The difficulty begins when we realize that some atomic elements have names beginning with the same letter as other elements' names. For example, hydrogen and helium both begin with the letter "H". If we use "H" as the symbol for hydrogen, what can we use for "helium?" The scientists, being smart folks, determined that some elements could have more than one letter in their symbols. The symbol for helium is "He." Since "C" is the symbol for carbon, and they needed a symbol for calcium, they used "Ca." The symbol for sulfur is "S"; the symbol for silicon is "Si." That works pretty well, doesn't it?

Don't go to sleep yet; it gets harder.
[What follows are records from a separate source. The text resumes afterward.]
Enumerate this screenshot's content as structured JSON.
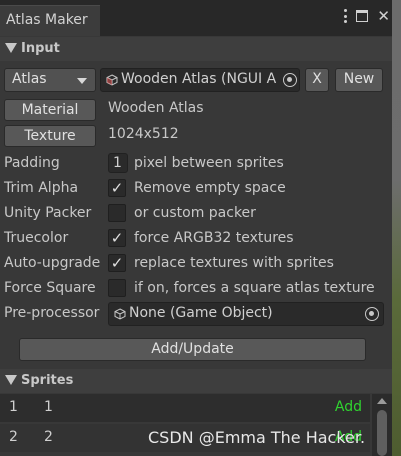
{
  "window": {
    "tab_title": "Atlas Maker"
  },
  "input_section": {
    "title": "Input",
    "atlas_type": "Atlas",
    "atlas_object": "Wooden Atlas (NGUI A",
    "clear_label": "X",
    "new_label": "New",
    "material_button": "Material",
    "material_value": "Wooden Atlas",
    "texture_button": "Texture",
    "texture_value": "1024x512",
    "rows": [
      {
        "label": "Padding",
        "field": "1",
        "text": "pixel between sprites"
      },
      {
        "label": "Trim Alpha",
        "checked": true,
        "text": "Remove empty space"
      },
      {
        "label": "Unity Packer",
        "checked": false,
        "text": "or custom packer"
      },
      {
        "label": "Truecolor",
        "checked": true,
        "text": "force ARGB32 textures"
      },
      {
        "label": "Auto-upgrade",
        "checked": true,
        "text": "replace textures with sprites"
      },
      {
        "label": "Force Square",
        "checked": false,
        "text": "if on, forces a square atlas texture"
      }
    ],
    "preprocessor_label": "Pre-processor",
    "preprocessor_value": "None (Game Object)",
    "add_update_button": "Add/Update"
  },
  "sprites_section": {
    "title": "Sprites",
    "items": [
      {
        "index": "1",
        "name": "1",
        "action": "Add"
      },
      {
        "index": "2",
        "name": "2",
        "action": "Add"
      }
    ]
  },
  "watermark": "CSDN @Emma The Hacker.",
  "colors": {
    "add_action": "#2fd42f",
    "panel_bg": "#383838",
    "title_bar": "#282828"
  },
  "icons": {
    "checkmark": "✓",
    "close": "✕",
    "object_picker": "object-picker-icon",
    "cube": "cube-icon"
  }
}
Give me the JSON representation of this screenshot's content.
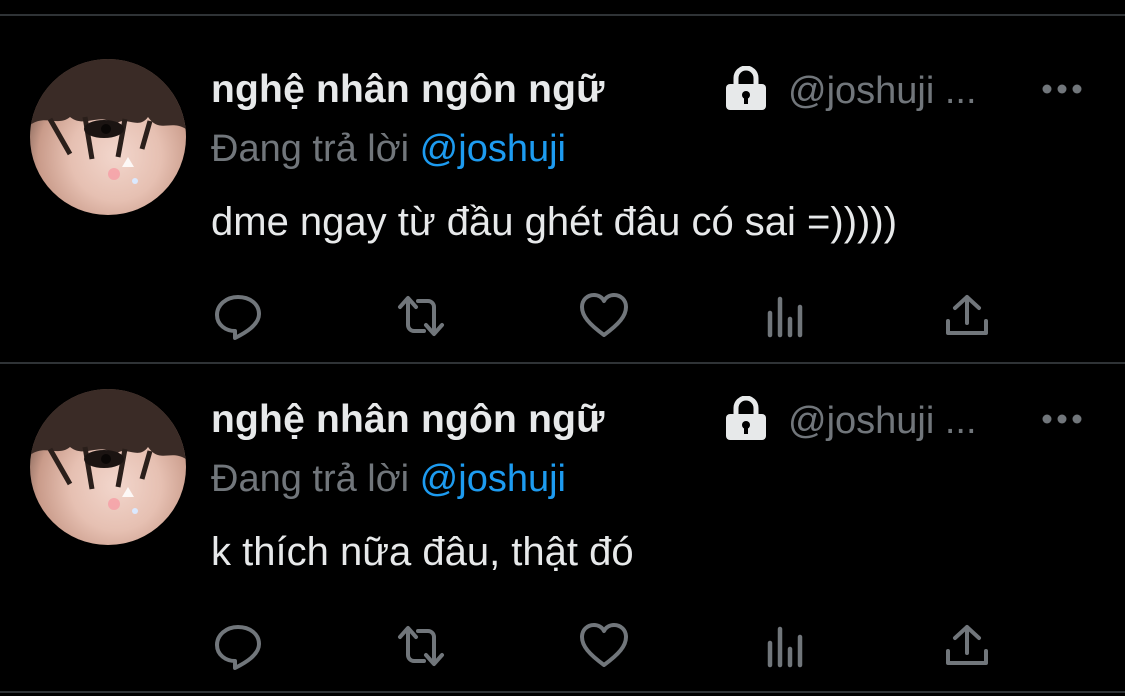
{
  "colors": {
    "background": "#000000",
    "divider": "#2f3336",
    "primary_text": "#e7e9ea",
    "secondary_text": "#71767b",
    "accent": "#1d9bf0"
  },
  "tweets": [
    {
      "author_name": "nghệ nhân ngôn ngữ",
      "handle": "@joshuji ...",
      "protected_icon": "lock-icon",
      "reply_prefix": "Đang trả lời",
      "reply_mention": "@joshuji",
      "text": "dme ngay từ đầu ghét đâu có sai =)))))",
      "actions": [
        "reply-icon",
        "retweet-icon",
        "like-icon",
        "views-icon",
        "share-icon"
      ]
    },
    {
      "author_name": "nghệ nhân ngôn ngữ",
      "handle": "@joshuji ...",
      "protected_icon": "lock-icon",
      "reply_prefix": "Đang trả lời",
      "reply_mention": "@joshuji",
      "text": "k thích nữa đâu, thật đó",
      "actions": [
        "reply-icon",
        "retweet-icon",
        "like-icon",
        "views-icon",
        "share-icon"
      ]
    }
  ]
}
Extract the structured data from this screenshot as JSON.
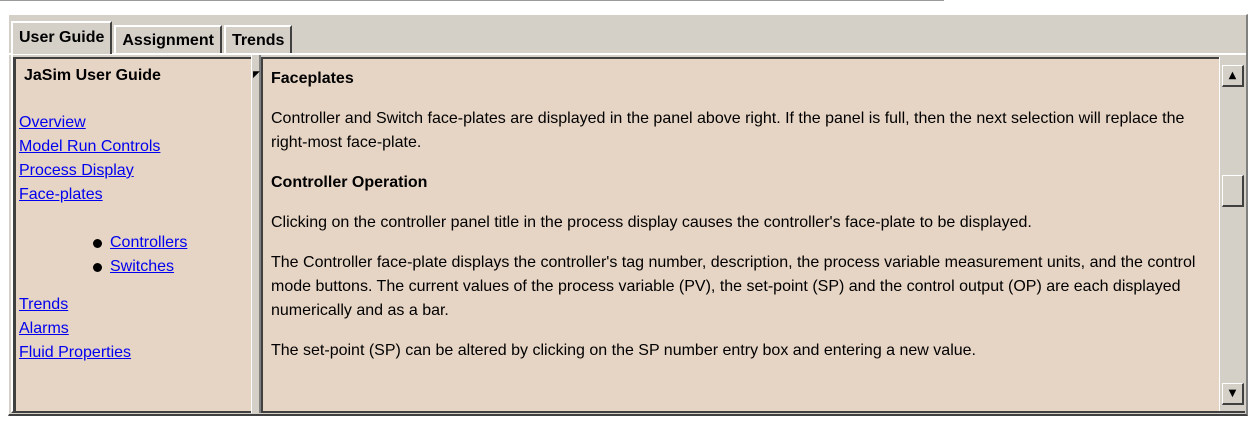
{
  "tabs": [
    {
      "label": "User Guide"
    },
    {
      "label": "Assignment"
    },
    {
      "label": "Trends"
    }
  ],
  "left": {
    "title": "JaSim User Guide",
    "nav_main": [
      "Overview",
      "Model Run Controls",
      "Process Display",
      "Face-plates"
    ],
    "nav_sub": [
      "Controllers",
      "Switches"
    ],
    "nav_more": [
      "Trends",
      "Alarms",
      "Fluid Properties"
    ]
  },
  "doc": {
    "h1": "Faceplates",
    "p1": "Controller and Switch face-plates are displayed in the panel above right. If the panel is full, then the next selection will replace the right-most face-plate.",
    "h2": "Controller Operation",
    "p2": "Clicking on the controller panel title in the process display causes the controller's face-plate to be displayed.",
    "p3": "The Controller face-plate displays the controller's tag number, description, the process variable measurement units, and the control mode buttons. The current values of the process variable (PV), the set-point (SP) and the control output (OP) are each displayed numerically and as a bar.",
    "p4": "The set-point (SP) can be altered by clicking on the SP number entry box and entering a new value."
  },
  "icons": {
    "scroll_up": "scroll-up-arrow-icon",
    "scroll_down": "scroll-down-arrow-icon",
    "bullet": "bullet-icon"
  },
  "colors": {
    "pane_bg": "#e6d4c4",
    "chrome": "#d4d0c8",
    "link": "#0000ee"
  }
}
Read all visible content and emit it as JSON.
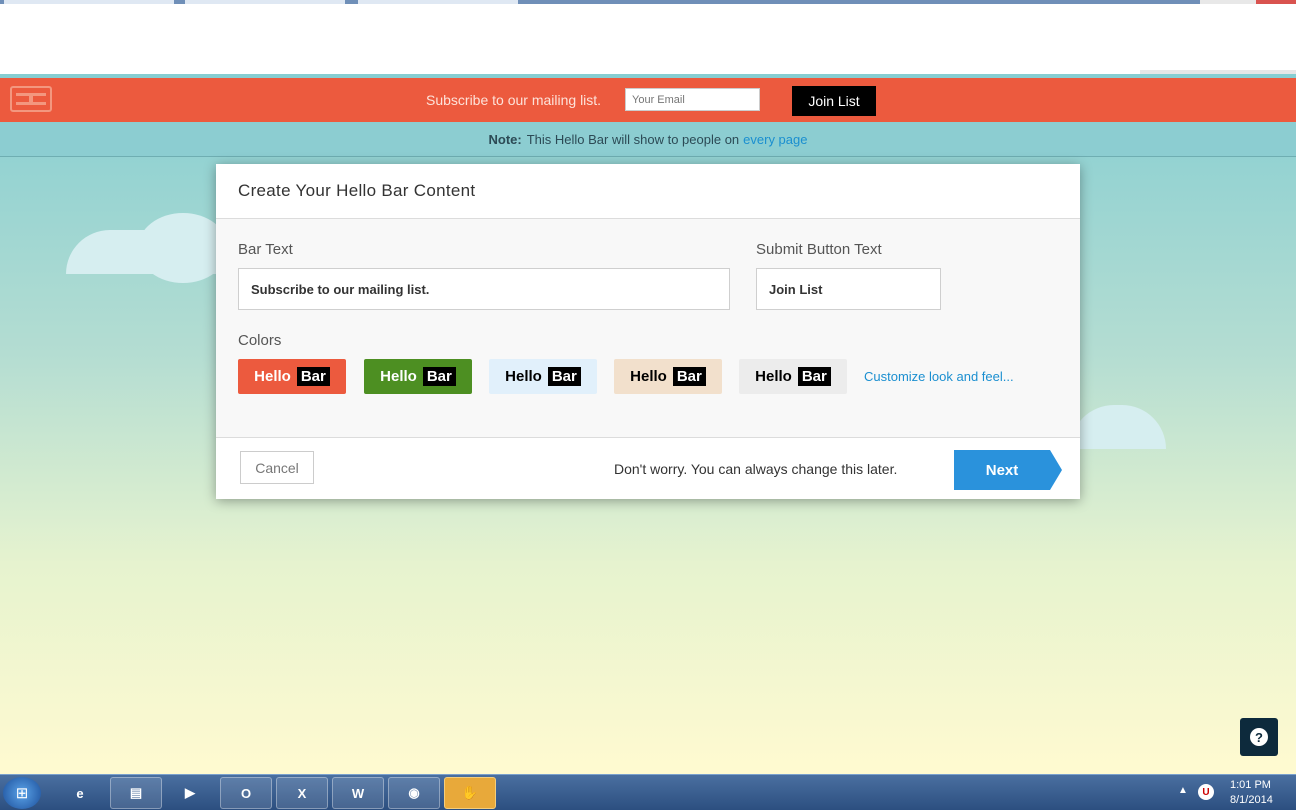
{
  "hellobar": {
    "text": "Subscribe to our mailing list.",
    "email_placeholder": "Your Email",
    "button_label": "Join List",
    "color": "#ec5a3e"
  },
  "note": {
    "label": "Note:",
    "text": "This Hello Bar will show to people on",
    "link": "every page"
  },
  "modal": {
    "title": "Create Your Hello Bar Content",
    "bar_text_label": "Bar Text",
    "bar_text_value": "Subscribe to our mailing list.",
    "submit_label": "Submit Button Text",
    "submit_value": "Join List",
    "colors_label": "Colors",
    "swatches": [
      {
        "hello": "Hello",
        "bar": "Bar",
        "bg": "#ec5a3e",
        "fg": "#ffffff"
      },
      {
        "hello": "Hello",
        "bar": "Bar",
        "bg": "#4d8f22",
        "fg": "#ffffff"
      },
      {
        "hello": "Hello",
        "bar": "Bar",
        "bg": "#e1f0fb",
        "fg": "#000000"
      },
      {
        "hello": "Hello",
        "bar": "Bar",
        "bg": "#f2e0cc",
        "fg": "#000000"
      },
      {
        "hello": "Hello",
        "bar": "Bar",
        "bg": "#ececec",
        "fg": "#000000"
      }
    ],
    "customize_link": "Customize look and feel...",
    "cancel_label": "Cancel",
    "footer_note": "Don't worry. You can always change this later.",
    "next_label": "Next"
  },
  "help": {
    "icon": "question-icon",
    "glyph": "?"
  },
  "taskbar": {
    "start_icon": "windows-start-icon",
    "items": [
      {
        "name": "internet-explorer-icon",
        "glyph": "e"
      },
      {
        "name": "file-explorer-icon",
        "glyph": "▤"
      },
      {
        "name": "media-player-icon",
        "glyph": "▶"
      },
      {
        "name": "outlook-icon",
        "glyph": "O"
      },
      {
        "name": "excel-icon",
        "glyph": "X"
      },
      {
        "name": "word-icon",
        "glyph": "W"
      },
      {
        "name": "chrome-icon",
        "glyph": "◉"
      },
      {
        "name": "handshake-icon",
        "glyph": "✋"
      }
    ],
    "time": "1:01 PM",
    "date": "8/1/2014"
  }
}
There are eleven symbols that don't make the same kind of sense to us as those above.

As we have done in many areas of study, we have adopted some symbols for elements from those used by the Greeks and Romans. Early in their civilizations, they used (to name a few) gold, silver, and iron. The Greeks spoke Greek and the Romans spoke Latin; their words and symbols fit into their languages. The symbol for gold is "Au", which are the first letters in "aurum." The symbol for silver is "Ag" (argentum), the symbol for iron is "Fe" (ferrum).

The symbols are easy to memorize, and there are clues for each one. It seems like a secret language that not everybody knows!